Just-in-time or just-in-case inventory? 

So where does all of this leave the two main approaches to inventory management - Just In Time (JIT) and Just In Case (JIC)? How do these fit into the DRN model? Do they fit in at all?

Under JIT, a business makes only what it needs, draining and replenishing inventory as required. Apple CEO Tim Cook turned Apple into a global beast using the JIT model.

With JIC, companies keep large inventories on hand, to minimise the likelihood a product will go out of stock.

Jörg Schafer, EY Global Retail Supply Chain Leader, feels inventory models are determined more by sector, than whether supply is chain- or network-driven.

“In an industry like retail or consumer, where people have immediate demands, either a company has a product or it doesn’t,” he says.” There's just no way you can have a perfect just-in-time infrastructure.”

He adds: “Obviously, to optimise cost structures you’ll strive not to have too much inventory in your network.
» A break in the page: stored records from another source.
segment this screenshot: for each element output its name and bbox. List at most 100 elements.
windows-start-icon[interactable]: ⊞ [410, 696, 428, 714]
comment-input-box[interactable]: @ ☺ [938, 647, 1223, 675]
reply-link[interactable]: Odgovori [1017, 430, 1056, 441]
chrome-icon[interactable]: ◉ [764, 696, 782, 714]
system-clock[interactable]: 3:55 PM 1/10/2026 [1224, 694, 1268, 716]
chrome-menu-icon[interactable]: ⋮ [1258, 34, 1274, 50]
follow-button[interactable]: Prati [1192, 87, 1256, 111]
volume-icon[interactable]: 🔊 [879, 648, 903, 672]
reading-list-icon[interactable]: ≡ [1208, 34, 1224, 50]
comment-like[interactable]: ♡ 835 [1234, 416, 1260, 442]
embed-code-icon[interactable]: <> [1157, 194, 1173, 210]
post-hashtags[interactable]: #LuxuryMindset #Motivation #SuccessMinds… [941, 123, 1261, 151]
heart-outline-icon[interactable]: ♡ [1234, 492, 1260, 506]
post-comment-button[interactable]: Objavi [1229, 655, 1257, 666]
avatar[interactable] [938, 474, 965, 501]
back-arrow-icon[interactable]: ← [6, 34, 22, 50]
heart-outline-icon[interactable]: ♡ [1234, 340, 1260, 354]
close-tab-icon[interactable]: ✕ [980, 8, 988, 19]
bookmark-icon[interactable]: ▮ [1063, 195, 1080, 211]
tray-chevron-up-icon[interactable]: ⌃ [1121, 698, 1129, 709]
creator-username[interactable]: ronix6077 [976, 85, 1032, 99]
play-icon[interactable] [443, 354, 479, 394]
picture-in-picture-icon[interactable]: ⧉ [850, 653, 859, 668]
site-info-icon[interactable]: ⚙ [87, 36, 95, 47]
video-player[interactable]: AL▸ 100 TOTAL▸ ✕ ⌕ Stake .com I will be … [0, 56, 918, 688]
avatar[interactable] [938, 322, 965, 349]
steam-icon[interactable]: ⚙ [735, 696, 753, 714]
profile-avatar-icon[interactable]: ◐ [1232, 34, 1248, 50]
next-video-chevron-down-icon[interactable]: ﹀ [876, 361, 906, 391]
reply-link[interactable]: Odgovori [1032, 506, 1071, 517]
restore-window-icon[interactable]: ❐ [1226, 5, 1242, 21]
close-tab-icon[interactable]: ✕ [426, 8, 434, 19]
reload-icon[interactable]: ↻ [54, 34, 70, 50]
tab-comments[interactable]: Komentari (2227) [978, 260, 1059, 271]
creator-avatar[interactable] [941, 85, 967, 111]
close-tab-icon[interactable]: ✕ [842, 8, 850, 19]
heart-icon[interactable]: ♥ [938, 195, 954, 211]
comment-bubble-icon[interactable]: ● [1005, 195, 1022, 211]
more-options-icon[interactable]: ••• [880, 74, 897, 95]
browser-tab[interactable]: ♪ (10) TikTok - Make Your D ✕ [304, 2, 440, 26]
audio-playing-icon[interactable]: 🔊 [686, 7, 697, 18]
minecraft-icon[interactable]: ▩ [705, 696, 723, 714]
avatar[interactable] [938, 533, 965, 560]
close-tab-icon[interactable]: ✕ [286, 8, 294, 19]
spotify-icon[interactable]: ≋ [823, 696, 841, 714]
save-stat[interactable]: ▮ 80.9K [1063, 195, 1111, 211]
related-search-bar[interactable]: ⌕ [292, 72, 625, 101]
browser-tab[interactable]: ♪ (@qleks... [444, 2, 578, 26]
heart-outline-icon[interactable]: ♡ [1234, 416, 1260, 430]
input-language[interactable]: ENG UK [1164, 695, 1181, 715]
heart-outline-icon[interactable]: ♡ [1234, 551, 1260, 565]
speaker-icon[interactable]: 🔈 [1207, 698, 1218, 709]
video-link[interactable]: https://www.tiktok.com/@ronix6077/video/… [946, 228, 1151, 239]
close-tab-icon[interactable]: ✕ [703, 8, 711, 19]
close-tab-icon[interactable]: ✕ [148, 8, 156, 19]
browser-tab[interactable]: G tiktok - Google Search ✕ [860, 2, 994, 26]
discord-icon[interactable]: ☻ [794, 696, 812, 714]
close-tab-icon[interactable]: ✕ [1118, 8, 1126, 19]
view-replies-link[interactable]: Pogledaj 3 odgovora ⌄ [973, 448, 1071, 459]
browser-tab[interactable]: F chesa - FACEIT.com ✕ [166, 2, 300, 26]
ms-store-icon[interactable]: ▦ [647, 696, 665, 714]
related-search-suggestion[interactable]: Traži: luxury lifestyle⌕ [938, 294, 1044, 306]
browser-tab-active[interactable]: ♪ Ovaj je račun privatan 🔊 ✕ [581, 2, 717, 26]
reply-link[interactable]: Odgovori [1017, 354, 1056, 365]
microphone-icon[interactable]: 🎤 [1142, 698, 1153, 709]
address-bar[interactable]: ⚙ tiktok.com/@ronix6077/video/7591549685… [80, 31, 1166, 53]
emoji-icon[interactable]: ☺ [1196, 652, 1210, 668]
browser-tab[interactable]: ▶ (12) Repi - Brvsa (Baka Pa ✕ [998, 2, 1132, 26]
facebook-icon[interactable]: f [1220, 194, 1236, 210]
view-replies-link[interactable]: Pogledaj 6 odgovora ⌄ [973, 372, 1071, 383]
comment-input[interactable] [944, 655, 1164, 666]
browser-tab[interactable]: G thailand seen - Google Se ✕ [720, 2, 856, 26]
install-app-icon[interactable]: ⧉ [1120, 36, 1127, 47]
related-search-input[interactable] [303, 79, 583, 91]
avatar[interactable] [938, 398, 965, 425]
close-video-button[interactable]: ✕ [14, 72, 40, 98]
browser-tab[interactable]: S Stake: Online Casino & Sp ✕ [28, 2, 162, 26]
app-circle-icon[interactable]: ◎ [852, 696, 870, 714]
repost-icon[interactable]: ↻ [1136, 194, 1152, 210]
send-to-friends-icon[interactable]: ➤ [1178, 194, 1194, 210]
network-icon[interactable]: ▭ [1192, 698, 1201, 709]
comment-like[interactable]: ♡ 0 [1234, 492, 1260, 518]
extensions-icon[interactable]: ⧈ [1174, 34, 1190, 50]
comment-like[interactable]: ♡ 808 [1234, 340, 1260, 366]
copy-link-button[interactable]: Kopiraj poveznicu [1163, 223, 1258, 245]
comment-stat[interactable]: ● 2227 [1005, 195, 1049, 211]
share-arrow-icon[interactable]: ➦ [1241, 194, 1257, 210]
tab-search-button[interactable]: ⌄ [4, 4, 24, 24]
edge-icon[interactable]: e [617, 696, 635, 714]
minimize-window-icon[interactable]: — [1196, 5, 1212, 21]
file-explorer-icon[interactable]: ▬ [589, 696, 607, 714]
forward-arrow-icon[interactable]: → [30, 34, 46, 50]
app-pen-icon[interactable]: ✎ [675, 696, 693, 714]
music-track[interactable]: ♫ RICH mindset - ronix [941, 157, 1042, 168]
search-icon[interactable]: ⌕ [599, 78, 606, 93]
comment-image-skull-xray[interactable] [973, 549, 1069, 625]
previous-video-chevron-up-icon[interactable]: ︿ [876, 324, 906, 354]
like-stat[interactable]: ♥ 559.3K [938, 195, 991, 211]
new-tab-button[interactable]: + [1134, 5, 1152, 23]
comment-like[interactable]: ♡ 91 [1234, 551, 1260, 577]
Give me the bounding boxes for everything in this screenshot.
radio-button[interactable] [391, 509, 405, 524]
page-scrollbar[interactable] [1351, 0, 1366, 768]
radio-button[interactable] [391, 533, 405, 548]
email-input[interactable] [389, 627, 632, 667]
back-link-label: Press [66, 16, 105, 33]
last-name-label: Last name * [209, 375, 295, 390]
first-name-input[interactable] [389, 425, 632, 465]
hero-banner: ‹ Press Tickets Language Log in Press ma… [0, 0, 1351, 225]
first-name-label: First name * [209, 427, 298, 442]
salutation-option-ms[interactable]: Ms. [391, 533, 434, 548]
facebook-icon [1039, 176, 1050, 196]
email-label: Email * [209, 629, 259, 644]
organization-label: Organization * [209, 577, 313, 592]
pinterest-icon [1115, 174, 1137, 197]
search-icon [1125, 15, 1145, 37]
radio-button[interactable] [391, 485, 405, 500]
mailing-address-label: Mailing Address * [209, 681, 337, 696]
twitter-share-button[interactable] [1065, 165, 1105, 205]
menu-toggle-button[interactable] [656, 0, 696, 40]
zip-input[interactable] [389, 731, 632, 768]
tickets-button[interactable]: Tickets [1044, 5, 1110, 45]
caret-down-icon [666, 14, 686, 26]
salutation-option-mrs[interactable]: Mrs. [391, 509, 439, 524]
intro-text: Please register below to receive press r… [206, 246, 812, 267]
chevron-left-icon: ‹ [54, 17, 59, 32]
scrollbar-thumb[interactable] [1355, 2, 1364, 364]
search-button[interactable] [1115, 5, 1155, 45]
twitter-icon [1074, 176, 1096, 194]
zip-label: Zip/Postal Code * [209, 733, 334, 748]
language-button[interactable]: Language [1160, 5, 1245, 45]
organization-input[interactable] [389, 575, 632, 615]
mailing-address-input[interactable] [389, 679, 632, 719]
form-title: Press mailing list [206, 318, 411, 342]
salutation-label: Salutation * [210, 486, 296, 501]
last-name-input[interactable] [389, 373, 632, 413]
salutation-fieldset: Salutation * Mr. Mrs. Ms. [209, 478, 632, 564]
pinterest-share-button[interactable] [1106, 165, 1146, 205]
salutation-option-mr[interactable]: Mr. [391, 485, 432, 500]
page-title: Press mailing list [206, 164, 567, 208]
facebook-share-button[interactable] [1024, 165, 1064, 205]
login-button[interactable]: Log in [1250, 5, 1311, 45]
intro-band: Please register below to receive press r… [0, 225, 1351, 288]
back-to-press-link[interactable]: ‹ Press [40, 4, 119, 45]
If you're good at demand forecasting you can get as close as possible to just-in-time, but it’s not the same thing.” 

Auto sector 'perfect for just-in-time' - EY

A much better fit for JIT is the automotive sector, says Schafer.

“If you order a car, they give you a date when you’ll get it and then they organise supply around that,” he says. “The sourcing of parts, warehousing, everything. It’s an almost perfect just-in-time industry.”

It’s ‘make to order’, rather than ‘just in time’

As for Rey-Marston, she feels that rather than talking about ‘just-in-time’ and ‘just-in-case’ it’s more meaningful to talk in terms of make-to-stock and make-to-order. 

“If I'm a make-to-stock company I build my own inventory of things. But within this model you have companies that hold on to inventory. 

Staying with Schafer’s example of the automotive industry, she says that some auto-makers hold on to inventory “because the cost of holding a finished car is much higher than holding components" Others, though, won’t.

“They say, ‘I'm confident of selling these cars, so I'd rather not have an inventory of anything’. But both approaches are still make-to-stock.”

Make-to-order is different, she says.

“Take Tesla,” she says. “Tesla is a make-to-order company. They start collecting pre-orders even before making a product available to the public,  They’re capturing demand signals.  With make-to-order your inventory policies on components have to be very different, because you have far more certainty that you’ll get revenue from them.”

The language of supply has changed a great deal in 40 years, but then so has the nature of supply itself.